Google będzie współpracować z wywiadem
Google pomoże amerykańskiemu wywiadowi w zdobywaniu informacji o cyberprzestępcach. To pokłosie afery sprzed kilku tygodni, kiedy przedstawiciele firmy z Mountain View oskarżyli Chiny o sterowanie atakami z sieci.
Firma Google zaproponowała współpracę amerykańskiej Agencji Bezpieczeństwa Narodowego (NSA) - informuje „Washington Post”. Rozmowy między agencją rządową a internetowym gigantem trwają od prawie miesiąca, rozpoczęły się natychmiast po ogłoszeniu przez Google’a informacji o cyberatakach. Firma przekaże NSA materiały związane z atakami. Ale nie wszystkie - według amerykańskiego prawa nie może podać numerów telefonów, adresów, ani zawartości e-maili.
Przy okazji wyszło na jaw, że spora część firm internetowych od dawna współpracuje z wywiadem. Potwierdziła to rzeczniczka NSA, Judi Emmel: NSA pracuje z wieloma prywatnymi partnerami i organizacjami badawczymi, aby zapewnić dostępność do odpowiednich rozwiązań Departamentowi Obrony.
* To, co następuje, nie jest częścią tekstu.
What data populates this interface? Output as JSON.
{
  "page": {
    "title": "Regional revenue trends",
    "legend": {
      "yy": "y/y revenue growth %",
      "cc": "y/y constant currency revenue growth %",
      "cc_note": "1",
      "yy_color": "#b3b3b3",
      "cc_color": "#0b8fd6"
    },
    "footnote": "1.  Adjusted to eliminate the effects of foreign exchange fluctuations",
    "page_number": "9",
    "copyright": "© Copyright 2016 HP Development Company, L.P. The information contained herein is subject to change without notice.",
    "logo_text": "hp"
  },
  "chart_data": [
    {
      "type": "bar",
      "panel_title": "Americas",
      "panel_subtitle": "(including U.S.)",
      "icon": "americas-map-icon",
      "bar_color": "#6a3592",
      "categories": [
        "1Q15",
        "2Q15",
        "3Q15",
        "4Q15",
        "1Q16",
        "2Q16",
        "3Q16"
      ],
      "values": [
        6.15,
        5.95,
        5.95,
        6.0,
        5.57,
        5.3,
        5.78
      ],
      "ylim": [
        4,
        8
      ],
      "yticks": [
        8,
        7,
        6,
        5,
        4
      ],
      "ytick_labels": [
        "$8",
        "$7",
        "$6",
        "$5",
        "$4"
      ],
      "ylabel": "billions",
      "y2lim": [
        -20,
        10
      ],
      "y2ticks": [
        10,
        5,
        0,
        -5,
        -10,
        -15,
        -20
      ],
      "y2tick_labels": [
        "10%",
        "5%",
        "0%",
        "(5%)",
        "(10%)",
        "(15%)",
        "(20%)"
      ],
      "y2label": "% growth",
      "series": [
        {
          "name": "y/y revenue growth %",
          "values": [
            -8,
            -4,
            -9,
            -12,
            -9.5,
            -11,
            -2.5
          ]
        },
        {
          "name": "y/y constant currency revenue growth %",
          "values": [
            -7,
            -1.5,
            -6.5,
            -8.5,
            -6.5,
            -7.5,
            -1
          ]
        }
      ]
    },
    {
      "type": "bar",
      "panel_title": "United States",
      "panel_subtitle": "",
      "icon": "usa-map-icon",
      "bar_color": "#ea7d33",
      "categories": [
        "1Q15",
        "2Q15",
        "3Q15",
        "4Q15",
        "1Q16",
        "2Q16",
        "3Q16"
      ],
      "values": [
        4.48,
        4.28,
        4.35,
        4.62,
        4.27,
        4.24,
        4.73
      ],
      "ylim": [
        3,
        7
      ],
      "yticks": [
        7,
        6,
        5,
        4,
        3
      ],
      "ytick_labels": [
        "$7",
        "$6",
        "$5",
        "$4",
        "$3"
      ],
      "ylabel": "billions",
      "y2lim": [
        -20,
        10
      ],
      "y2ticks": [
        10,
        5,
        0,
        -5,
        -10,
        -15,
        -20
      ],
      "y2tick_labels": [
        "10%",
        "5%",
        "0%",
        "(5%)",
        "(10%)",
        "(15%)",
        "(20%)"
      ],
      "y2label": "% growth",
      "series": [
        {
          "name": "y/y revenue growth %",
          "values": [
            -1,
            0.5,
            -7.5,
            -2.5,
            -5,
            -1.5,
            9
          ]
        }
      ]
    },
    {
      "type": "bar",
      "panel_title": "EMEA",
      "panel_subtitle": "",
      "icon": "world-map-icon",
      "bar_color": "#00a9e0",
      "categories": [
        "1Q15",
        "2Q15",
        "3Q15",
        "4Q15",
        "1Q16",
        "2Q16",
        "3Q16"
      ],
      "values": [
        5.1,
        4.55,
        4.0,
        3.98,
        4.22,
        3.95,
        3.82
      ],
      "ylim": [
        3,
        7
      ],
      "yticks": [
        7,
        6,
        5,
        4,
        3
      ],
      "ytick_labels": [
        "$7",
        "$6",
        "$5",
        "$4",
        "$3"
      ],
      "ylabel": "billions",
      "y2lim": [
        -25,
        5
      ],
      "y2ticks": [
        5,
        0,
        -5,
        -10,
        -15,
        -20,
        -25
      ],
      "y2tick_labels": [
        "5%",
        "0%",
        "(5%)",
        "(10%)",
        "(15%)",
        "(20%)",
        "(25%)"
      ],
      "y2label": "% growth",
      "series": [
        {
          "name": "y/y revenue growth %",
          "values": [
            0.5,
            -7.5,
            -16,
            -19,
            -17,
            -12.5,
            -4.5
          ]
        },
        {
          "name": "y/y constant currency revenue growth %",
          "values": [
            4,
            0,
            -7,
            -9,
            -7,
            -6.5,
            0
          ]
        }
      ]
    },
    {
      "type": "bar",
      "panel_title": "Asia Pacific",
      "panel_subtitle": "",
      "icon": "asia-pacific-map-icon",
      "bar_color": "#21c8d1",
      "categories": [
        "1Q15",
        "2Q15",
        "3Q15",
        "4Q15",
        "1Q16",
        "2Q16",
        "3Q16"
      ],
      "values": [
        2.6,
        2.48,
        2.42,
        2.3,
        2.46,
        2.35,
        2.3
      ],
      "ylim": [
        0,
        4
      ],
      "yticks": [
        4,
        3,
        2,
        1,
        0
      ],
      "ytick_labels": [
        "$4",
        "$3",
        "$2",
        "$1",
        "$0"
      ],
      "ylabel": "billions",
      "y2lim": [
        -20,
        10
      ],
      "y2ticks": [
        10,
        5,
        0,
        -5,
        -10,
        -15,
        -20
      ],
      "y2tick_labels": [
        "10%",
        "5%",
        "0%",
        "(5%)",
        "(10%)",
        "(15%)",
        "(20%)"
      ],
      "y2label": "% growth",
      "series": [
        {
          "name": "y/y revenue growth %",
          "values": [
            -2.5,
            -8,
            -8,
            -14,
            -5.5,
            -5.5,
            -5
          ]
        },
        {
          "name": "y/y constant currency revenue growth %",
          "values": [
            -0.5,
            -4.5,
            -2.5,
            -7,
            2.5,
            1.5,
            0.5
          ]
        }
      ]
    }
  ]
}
Mimo zapewnień, że współpraca Google’a z wywiadem ma służyć dobru obywateli, część analityków jest zaniepokojona. Podnoszone są głosy na temat zbyt dużej ilości informacji, jakie zgromadził w swoich rękach internetowy gigant. Cytowany przez „Washington Post” Matthew Aid, ekspert od NSA, powiedział wprost, że czuje się nieswojo słysząc, że Google będzie ściśle współpracować z wywiadem. Nawet jeśli ma to służyć tylko celom obronnym.